Le prix du pétrole baisse, celui du carburant aussi

C'est sans doute la première conséquence positive du prix du baril de pétrole et la plus visible par les ménages. Les prix à la pompe ont baissé début 2015 ! Car le carburant, qu'il s'agisse de l'essence ou du gazole, est un dérivé du pétrole. Pour ce qui est de la France, la répercussion de la baisse est nuancée car les taxes représentent plus de la moitié du prix du carburant. Donc l'évolution sur les prix de la matière première touche environ un tiers du prix du litre d'essence ou de gazole que les automobilistes mettent dans leur voiture.

En plus des particuliers qui ont une voiture, des entreprises de transport sont directement concernées par la baisse du prix du pétrole. C'est le cas des compagnies aériennes qui doivent fournir du kérosène à leurs avions : le carburant représente environ un tiers des coûts. La baisse du prix du pétrole peut avoir deux conséquences. La première est purement financière : les compagnies pourront reconstituer leurs marges en baissant leurs coûts fixes. La seconde peut concerner les clients : et si les prix des billets baissaient ?

La baisse du prix du pétrole peut relancer l'économie

Les finances publiques pourraient aussi bénéficier de la baisse des prix du pétrole. En 2013, la France a dépensé plus de 50 milliards d'euros pour importer des hydrocarbures, dont le pétrole. Ce qui représentait la majorité de la facture énergétique qui s'élevait cette année-là à 87 milliards d'euros.
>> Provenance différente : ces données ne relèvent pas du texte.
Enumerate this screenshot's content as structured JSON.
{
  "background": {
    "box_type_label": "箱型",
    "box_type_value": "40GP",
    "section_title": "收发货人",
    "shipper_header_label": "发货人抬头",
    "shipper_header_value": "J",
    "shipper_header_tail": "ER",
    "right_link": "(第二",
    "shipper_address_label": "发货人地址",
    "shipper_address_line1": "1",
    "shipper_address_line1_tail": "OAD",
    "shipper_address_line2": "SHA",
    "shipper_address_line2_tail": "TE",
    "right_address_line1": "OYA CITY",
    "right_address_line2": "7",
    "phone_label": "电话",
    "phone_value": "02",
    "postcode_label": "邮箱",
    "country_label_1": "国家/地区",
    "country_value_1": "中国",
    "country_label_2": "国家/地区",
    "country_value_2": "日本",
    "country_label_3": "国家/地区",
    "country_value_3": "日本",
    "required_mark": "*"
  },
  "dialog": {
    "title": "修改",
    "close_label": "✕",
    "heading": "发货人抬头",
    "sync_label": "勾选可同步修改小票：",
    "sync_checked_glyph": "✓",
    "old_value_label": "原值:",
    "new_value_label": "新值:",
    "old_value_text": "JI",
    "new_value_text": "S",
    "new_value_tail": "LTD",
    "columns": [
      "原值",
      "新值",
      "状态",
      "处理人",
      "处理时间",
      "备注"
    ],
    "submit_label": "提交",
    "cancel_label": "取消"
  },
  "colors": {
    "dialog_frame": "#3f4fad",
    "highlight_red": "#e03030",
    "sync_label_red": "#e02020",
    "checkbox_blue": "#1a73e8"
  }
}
Le prix du baril a donc une grosse influence sur le commerce extérieur et le déficit commercial du pays.

Et selon la direction générale du Trésor, la situation s'améliore sur le front de l'import-export : "A 3,2 milliards d'euros, le déficit commercial se réduit fortement en novembre (-1 Md€), pour le quatrième mois consécutif, du fait d'une nouvelle augmentation des exportations (+0,6%), tandis que les importations reculent (-1,9% ; données en valeur)", précise un communiqué en date du 11 janvier 2015. Et le prix du baril est cité comme facteur de baisse des importation : "le recul des importations, quasi-continu depuis juin, est lié principalement à une baisse des volumes de pétrole importés, soutenue également par le recul du prix du pétrole", conclut le communiqué.

En plus de participer à l'amélioration du déficit commercial, la baisse du prix du pétrole peut influencer la situation fiscale des ménages. En effet, elle pourrait faire augmenter les ressources du budget de l'État. Car si les ménages mettent moins d'argent pour leur carburant ou le fioul de leur chaudière, ils peuvent utiliser ces sommes pour consommer d'autres biens et services. Donc les sommes rejoignant le budget au titre de la TVA pourraient augmenter. En toute dernière instance, une augmentation des ressources peut entraîner une baisse des impôts pour les ménages.